Array.concat(a) vs array.push(*a)


#1

It feels to me like array.concat seems slower than the equivalent (I
think) variation using array.push:

a = [1,2,3,4,5]; b=[]; puts Benchmark.measure{ (1…100000).each{ b.push(*a)}}
0.090000 0.000000 0.090000 ( 0.090436)

a = [1,2,3,4,5]; b=[]; puts Benchmark.measure{ (1…100000).each{ b.concat(a)}}
0.290000 0.000000 0.290000 ( 0.296501)

(using ruby 1.8.4)

This surprised me somewhat, because earlier
(http://blade.nagaokaut.ac.jp/cgi-bin/scat.rb/ruby/ruby-talk/7521)
it was suggested that concat is a fast way of appending to arrays.

Is there something I’m missing, or does it seem I should be
using push(*a) in places where I had been using concat(a)?


#2

Hmm… perhaps answering my own question …
array.push(*a) segfaults more than concat does…
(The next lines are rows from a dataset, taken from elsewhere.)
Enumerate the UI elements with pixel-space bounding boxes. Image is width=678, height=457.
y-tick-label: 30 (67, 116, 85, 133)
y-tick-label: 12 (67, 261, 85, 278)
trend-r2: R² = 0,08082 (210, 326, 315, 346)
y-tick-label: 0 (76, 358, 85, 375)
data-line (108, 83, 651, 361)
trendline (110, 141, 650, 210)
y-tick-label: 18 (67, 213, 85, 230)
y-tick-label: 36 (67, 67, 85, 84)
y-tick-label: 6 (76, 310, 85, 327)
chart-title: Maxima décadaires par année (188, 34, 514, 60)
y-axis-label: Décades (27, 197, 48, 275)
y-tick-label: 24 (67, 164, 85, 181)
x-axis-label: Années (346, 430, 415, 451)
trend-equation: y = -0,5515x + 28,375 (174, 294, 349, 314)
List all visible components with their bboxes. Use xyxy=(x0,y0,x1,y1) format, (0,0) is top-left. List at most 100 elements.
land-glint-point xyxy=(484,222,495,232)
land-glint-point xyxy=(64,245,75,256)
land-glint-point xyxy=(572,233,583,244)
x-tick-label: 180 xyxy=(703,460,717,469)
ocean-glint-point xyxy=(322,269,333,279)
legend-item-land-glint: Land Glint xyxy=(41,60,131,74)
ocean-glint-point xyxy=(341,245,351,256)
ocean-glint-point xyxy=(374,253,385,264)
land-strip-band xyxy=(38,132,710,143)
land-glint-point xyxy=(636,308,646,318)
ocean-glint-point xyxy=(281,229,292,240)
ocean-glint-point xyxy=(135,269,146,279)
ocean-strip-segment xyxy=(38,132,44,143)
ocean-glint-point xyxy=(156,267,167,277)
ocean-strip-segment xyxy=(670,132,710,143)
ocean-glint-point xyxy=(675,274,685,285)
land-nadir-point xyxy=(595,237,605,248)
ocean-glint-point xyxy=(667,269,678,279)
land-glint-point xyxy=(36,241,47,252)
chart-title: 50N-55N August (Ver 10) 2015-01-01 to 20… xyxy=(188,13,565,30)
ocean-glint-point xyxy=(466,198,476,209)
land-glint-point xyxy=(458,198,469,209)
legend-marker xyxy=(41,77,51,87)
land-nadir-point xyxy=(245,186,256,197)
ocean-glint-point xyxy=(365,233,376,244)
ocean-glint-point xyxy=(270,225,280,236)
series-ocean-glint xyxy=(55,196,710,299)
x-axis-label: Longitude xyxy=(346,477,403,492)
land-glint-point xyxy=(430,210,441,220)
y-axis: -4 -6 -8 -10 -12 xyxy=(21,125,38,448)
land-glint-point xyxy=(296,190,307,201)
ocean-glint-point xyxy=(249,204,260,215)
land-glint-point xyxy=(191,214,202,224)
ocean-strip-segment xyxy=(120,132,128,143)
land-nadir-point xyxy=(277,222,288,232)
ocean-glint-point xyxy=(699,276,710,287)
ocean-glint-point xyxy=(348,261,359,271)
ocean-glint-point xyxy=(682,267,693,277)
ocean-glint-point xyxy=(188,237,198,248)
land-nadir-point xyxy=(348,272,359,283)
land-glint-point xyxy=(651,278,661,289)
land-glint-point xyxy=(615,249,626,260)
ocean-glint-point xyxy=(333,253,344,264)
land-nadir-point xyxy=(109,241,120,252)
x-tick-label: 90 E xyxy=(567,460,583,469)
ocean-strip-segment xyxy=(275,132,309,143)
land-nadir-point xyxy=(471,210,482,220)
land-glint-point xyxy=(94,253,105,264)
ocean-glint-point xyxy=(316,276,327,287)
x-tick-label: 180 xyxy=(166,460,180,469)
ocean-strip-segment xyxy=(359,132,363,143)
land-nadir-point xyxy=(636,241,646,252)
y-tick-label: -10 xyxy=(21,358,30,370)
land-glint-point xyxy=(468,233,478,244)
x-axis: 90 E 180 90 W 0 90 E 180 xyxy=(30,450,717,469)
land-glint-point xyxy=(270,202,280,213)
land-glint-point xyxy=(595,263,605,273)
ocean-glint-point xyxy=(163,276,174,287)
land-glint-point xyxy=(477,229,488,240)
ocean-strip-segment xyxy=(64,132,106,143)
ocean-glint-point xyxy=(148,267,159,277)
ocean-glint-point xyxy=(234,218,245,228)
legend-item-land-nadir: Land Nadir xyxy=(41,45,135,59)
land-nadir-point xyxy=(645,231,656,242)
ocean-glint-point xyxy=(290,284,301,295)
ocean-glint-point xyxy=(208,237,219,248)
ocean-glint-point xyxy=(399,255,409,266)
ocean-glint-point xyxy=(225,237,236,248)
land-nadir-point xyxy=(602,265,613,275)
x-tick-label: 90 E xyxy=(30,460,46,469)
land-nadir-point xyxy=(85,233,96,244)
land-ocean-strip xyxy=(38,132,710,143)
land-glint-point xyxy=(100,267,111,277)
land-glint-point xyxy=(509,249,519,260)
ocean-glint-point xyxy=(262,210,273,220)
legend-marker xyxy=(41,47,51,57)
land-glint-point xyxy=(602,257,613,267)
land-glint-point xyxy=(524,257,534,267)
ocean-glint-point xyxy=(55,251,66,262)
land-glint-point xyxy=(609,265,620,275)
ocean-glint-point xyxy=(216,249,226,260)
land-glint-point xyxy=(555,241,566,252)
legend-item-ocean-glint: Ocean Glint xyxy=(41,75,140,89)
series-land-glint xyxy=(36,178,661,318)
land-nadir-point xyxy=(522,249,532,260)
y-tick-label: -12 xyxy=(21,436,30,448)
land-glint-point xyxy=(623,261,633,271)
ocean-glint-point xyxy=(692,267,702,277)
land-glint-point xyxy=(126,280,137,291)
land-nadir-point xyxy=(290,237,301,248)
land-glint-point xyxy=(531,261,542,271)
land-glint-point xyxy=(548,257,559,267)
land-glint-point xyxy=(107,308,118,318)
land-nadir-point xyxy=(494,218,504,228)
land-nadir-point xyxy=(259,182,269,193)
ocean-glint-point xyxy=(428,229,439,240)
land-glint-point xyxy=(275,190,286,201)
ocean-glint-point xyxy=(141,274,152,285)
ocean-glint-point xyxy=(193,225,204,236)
a = [1,2,3,4,5]; puts Benchmark.measure{ (1…20).each{ a.concat(a)}}
0.100000 0.040000 0.140000 ( 0.143773)
=> nil

a = [1,2,3,4,5]; puts Benchmark.measure{ (1…20).each{ a.push(*a)}}
Segmentation fault


#3

On 4/24/06, removed_email_address@domain.invalid <
removed_email_address@domain.invalid> wrote:

a = [1,2,3,4,5]; b=[]; puts Benchmark.measure{ (1…100000).each{
Is there something I’m missing, or does it seem I should be
using push(*a) in places where I had been using concat(a)?

Very interesting, as a matter concat is faster - as shown below- under
normal circumstances
obviously push is faster for very very long receivers.
Can somebody explain why, I could study the code, but I am not sure I
would
find it even if I had the time.
Cheers
cat array.rb; ruby array.rb
require ‘benchmark’
a = [1,2,3,4,5]; puts Benchmark.measure{ (1…1000000).each{
b=[];b.push(*a)}}
a = [1,2,3,4,5]; puts Benchmark.measure{ (1…1000000).each{ b=[];
b.concat
(a)}}
2.320000 0.000000 2.320000 ( 2.938714)
1.980000 0.000000 1.980000 ( 2.301109)

Robert


Deux choses sont infinies : l’univers et la bêtise humaine ; en ce qui
concerne l’univers, je n’en ai pas acquis la certitude absolue.